The industry slowed again in the early 2000s before benefiting from the upsurge in housing starts in the mid-2000s. According to the National Association of Home Builders, single-family housing starts peaked at 1.7 billion in 2005 before dropping steadily throughout the rest of the decade. By 2008, the United States saw only 905 million housing starts, and in 2009 that figure further dipped to 445 million. Sales for furniture stores as well as most other retailers in the United States slumped along with the housing market and the U.S. economy. Because household furniture sales are closely linked to home sales, the slowdown in the housing market and tight consumer credit situation brought sales down. According to Furniture Today, 2008 was the first time since the publication had begun tracking furniture sales in 1990 that sales had actually declined. In 2009, consumer expenditures on furniture and mattresses fell again, 7.5 percent. Every category saw declines--some, such as wood furniture, fell as much as 22 percent. Upholstered furniture saw a 14.6 percent decline in domestic shipments and a 12.7 percent decline in imports, and metal furniture fell 20.6 percent and 19.5 percent for import and domestic shipments, respectively. Figures from Hoover's showed that furniture shipments for the 25 largest stores totaled $9.98 billion in 2009, a decline of 14.6 percent from 2008. By 2010, however, some were expressing hopes of a recovery, fueled by reports of upticks in furniture store sales. For example, industry leader La-Z-Boy saw a 17 percent increases in sales of upholstered furniture in the first quarter of 2010, whereas Select Comfort, a leading maker of mattresses and bedding, experienced a sales increase of 23 percent in the last quarter of 2009.

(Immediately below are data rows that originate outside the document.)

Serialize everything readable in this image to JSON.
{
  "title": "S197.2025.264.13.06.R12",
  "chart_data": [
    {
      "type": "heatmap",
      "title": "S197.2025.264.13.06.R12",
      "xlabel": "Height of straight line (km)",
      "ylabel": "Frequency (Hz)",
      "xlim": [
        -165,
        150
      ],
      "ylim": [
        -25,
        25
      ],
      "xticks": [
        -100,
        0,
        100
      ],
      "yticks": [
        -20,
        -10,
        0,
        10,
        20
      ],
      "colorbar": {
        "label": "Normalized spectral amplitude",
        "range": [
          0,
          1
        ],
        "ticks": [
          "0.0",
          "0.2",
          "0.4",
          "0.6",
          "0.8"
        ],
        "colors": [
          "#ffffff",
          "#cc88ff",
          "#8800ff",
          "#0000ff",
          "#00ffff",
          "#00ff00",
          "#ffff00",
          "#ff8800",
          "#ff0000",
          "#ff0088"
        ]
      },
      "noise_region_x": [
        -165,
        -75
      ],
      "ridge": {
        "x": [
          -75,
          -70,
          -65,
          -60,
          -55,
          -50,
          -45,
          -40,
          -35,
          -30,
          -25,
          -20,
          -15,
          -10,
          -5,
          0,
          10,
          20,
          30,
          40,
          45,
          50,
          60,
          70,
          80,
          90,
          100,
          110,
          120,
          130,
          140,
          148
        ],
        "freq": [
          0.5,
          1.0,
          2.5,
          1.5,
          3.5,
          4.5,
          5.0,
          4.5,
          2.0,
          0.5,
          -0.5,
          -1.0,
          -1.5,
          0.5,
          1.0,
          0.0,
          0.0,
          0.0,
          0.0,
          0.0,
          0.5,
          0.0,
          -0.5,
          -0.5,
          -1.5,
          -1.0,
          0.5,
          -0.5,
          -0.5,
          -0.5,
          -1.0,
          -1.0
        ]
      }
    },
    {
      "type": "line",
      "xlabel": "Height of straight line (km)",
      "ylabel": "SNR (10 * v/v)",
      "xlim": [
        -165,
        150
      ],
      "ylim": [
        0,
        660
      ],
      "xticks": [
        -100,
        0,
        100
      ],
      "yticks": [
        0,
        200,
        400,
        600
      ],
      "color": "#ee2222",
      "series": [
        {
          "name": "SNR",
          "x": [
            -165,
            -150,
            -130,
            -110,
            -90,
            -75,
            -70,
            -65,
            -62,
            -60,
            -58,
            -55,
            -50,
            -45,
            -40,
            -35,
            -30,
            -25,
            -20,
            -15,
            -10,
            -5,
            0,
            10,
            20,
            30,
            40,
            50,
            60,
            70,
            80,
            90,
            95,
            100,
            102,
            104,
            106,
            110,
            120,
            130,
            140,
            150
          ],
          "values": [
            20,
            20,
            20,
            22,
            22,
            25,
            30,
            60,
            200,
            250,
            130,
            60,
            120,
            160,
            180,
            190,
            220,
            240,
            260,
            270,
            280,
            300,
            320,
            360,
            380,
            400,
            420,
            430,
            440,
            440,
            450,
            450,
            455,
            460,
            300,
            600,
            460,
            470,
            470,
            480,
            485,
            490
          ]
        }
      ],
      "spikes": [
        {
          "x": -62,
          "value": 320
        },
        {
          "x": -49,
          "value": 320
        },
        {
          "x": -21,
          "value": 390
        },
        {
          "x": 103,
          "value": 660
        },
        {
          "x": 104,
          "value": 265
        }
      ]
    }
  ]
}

Although some of the leaders in furniture retailing in the 1990s remained the top performers into the 2000s, several had gone bankrupt by early in the decade, including Montgomery Ward, Heilig-Meyers, and Levitz. In 2002 Wal-Mart was the number one performer in furniture sales; according to a survey by Furniture Today, this was the first time in 10 years that a "nonconventional furniture store" sold more furniture than any other retailer. Wal-Mart posted furniture and bedding sales of $1.24 billion that year.

In 2009, however, Ashley Furniture HomeStores overtook Wal-Mart for the second time as the largest furniture store in the nation. Ashley registered $2.05 billion in furniture and bedding sales that year, $95 million more than Wal-Mart. Another leader in the industry was Furniture Brands International (St. Louis, Missouri), which sold brands like Broyhill, Lane, and Thomasville and had sales of $1.2 billion in 2009. Other major players the industry included La-Z-Boy Inc. (Monroe, Michigan), which specialized in upholstered furniture and recorded sales of $1.1 billion in 2009; Haverty Furniture Companies (Atlanta, Georgia), which launched its own line of furniture in 2000 and had sales of $588 million in 2009; and Ethan Allen Interiors (Danbury, Connecticut), with sales of $590 million in 2009. Rooms To Go Inc. (Seffner, Florida) specialized in low to moderately priced furniture and offered discounts for large purchases. It also had 45 Rooms To Go Kids branches in 2010. Large department stores that had a hand in the furniture industry included Macy's, J.C. Penney, and Sears. Additional retail furniture leaders included Berkshire Hathaway's furniture division; Sam's Club; and Costco Wholesale Corp.

As furniture retailers entered the second decade of the twenty-first century, they faced challenges but were modestly optimistic about the future. A report by IBISWorld summarized the state of the industry in 2010: "While intense competition from department stores continues to wage a war against furniture stores, operators will benefit from the improving economic forecast. As the housing market begins to climb slowly upward, the number of housing starts will increase, creating renewed demand for furniture. Additionally, consumers will regain confidence as disposable income rises, resulting in increased revenue."